Quelle claque ! D'autant plus magistrale qu'elle vient d'un roman dont je n'attendais rien de particulier.

Tout d'abord , l'histoire .
Autour des trois héros suscités , l'auteur déroule l'histoire des riverains du lac Tchad , des empires négriers à Boko Haram, en passant par la 'Dipanda ' (indépendance) , la colonisation , le poids de la religion.
On plonge dans cette Afrique que l'on pourrait penser candide mais qui aurait tant à nous apprendre, ne serait ce que la sagesse. On plonge les yeux fermés dans ces histoires qui tissent le coeur et l'âme d'un pays, entre mythe et réalité. On traverse un siècle avec cette tribu qui ne demande rien, que la tranquillité , le respect de ses croyances et l'érudition via un système communautaire. Qui ne vise qu'à s'élever sans ombrager le voisin.
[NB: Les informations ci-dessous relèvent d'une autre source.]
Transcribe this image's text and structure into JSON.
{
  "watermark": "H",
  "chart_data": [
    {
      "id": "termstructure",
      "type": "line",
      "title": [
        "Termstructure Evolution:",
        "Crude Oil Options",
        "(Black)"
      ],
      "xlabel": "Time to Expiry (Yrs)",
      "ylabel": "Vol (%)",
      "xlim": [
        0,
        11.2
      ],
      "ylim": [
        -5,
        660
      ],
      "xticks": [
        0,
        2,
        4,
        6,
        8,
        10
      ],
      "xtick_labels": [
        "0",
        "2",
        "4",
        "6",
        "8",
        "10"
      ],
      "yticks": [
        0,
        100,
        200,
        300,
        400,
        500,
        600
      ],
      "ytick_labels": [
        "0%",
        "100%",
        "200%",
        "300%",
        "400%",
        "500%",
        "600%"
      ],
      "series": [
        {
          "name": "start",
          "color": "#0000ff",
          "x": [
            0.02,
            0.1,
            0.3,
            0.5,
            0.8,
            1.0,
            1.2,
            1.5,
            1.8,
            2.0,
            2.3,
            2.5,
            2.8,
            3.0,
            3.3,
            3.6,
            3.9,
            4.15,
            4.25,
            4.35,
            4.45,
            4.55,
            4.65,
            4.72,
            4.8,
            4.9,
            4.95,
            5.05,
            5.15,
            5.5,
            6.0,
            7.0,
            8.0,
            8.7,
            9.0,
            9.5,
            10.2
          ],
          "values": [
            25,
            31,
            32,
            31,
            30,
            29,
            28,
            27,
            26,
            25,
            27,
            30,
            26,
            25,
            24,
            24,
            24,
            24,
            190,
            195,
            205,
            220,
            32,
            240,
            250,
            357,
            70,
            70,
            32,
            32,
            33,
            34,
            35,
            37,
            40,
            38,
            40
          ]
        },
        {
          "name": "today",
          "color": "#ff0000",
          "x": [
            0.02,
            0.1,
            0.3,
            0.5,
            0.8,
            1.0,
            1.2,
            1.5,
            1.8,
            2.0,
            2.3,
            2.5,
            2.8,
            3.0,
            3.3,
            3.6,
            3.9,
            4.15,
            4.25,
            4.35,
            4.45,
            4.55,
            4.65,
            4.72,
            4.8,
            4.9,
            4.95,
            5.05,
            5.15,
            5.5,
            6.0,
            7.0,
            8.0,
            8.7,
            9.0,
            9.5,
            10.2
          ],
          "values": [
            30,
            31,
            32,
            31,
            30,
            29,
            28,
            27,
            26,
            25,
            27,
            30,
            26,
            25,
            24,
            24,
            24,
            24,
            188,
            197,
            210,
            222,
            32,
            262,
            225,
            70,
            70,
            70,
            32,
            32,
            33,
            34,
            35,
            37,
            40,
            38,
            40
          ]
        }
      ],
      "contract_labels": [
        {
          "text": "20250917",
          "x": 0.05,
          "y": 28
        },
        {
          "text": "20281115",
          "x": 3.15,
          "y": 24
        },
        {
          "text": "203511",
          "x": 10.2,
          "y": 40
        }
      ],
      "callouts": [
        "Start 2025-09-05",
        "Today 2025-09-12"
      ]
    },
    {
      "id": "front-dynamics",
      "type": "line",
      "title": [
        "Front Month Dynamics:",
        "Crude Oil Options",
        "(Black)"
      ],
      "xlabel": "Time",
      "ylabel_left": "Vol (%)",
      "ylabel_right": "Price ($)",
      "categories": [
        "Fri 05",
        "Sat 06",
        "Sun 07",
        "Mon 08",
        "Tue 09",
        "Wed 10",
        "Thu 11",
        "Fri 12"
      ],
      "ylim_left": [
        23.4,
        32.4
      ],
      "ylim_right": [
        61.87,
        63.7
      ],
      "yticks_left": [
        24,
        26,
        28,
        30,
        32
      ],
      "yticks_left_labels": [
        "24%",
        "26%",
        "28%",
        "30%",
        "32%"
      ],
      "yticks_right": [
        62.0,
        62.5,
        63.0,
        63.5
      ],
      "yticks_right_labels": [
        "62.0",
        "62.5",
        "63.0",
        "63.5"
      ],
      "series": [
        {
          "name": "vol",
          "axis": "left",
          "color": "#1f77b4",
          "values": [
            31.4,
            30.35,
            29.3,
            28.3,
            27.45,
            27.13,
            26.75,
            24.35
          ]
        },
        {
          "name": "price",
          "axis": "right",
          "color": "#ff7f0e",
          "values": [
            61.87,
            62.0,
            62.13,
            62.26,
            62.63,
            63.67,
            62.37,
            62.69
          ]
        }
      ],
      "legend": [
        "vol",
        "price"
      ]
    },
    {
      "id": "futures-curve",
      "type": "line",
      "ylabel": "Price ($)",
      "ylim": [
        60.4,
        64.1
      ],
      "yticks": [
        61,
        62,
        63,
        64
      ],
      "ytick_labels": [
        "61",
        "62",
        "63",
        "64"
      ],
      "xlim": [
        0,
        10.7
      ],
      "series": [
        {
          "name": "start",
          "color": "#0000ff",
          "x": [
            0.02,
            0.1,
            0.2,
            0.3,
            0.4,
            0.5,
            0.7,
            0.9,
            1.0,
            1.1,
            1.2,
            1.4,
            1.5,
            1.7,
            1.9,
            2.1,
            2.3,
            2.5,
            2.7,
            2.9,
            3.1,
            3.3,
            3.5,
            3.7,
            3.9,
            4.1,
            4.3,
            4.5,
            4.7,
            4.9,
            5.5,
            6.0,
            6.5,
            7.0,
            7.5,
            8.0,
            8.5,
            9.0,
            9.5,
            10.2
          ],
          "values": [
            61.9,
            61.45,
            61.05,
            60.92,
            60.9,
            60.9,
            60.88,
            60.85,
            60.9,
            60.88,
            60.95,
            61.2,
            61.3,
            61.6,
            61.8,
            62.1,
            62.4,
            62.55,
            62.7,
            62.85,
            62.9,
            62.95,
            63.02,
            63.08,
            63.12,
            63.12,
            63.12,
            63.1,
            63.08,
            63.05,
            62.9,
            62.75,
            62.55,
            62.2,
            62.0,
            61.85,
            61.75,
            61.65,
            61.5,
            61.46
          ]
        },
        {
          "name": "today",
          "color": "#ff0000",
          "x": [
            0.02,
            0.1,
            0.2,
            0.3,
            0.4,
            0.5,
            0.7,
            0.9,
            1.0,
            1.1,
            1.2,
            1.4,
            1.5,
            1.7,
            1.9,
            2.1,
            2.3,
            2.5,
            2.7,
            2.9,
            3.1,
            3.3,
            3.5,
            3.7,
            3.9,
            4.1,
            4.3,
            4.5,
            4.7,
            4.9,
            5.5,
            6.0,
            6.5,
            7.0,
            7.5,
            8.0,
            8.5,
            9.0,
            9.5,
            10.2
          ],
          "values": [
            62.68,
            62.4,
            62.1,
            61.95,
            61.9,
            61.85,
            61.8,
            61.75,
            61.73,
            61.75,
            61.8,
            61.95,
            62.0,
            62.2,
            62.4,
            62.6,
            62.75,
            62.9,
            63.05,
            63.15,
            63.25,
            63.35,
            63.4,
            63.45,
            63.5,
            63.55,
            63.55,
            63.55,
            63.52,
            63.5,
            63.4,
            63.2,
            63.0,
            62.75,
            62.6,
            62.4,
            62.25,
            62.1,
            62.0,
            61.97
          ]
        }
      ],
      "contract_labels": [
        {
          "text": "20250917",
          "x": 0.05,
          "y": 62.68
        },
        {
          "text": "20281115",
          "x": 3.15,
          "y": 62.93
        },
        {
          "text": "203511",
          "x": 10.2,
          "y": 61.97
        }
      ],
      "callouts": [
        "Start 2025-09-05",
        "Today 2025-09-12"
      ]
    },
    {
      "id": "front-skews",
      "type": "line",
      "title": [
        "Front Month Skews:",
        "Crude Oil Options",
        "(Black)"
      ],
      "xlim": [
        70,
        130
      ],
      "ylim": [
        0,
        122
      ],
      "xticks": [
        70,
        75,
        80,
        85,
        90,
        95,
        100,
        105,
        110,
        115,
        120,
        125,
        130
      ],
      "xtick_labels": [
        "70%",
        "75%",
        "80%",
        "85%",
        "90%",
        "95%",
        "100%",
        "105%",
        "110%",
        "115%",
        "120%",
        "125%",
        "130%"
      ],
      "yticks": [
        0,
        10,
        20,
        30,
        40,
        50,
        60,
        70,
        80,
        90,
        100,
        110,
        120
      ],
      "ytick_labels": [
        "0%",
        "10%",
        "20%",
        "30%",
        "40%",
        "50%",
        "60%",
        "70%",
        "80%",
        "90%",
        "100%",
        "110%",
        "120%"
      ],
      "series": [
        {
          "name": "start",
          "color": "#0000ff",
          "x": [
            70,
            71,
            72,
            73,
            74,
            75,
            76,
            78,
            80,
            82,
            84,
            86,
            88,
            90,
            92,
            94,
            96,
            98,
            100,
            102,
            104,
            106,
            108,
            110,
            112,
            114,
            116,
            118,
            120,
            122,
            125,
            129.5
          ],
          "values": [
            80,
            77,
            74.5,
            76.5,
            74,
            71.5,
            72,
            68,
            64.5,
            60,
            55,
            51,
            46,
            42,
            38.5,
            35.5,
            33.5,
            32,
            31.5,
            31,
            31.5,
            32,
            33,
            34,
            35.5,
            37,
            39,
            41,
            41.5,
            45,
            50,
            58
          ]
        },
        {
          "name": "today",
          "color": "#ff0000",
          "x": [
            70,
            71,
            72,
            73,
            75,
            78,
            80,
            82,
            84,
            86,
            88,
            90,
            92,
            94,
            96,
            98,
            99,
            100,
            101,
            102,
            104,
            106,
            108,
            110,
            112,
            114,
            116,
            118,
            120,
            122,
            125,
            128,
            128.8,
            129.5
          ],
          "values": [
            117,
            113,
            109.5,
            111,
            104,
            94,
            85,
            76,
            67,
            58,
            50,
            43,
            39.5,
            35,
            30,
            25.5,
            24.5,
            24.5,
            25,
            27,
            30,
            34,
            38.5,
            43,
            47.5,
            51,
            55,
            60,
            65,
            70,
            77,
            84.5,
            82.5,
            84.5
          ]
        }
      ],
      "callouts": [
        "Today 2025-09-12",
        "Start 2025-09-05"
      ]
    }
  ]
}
L'auteur nous offre un chef d'oeuvre qui marie admirablement l'histoire et L Histoire , sans aucune longueur. Il crie à travers ces lignes l'horreur continuelle subie par ces peuples rivés à d'ancestrales croyances et coupés du monde.
Mais ce qui magnifie encore plus l'ensemble , c'est cette langue sublime qu'utilise l'auteur . Admirables tournures où se mélangent la pensée des autochtones et son talent.

Un immense coup de coeur , qui je l'espère , rencontra son public et qui pourrait remplacer quelques ouvrages poussiéreux dans les programmes scolaires !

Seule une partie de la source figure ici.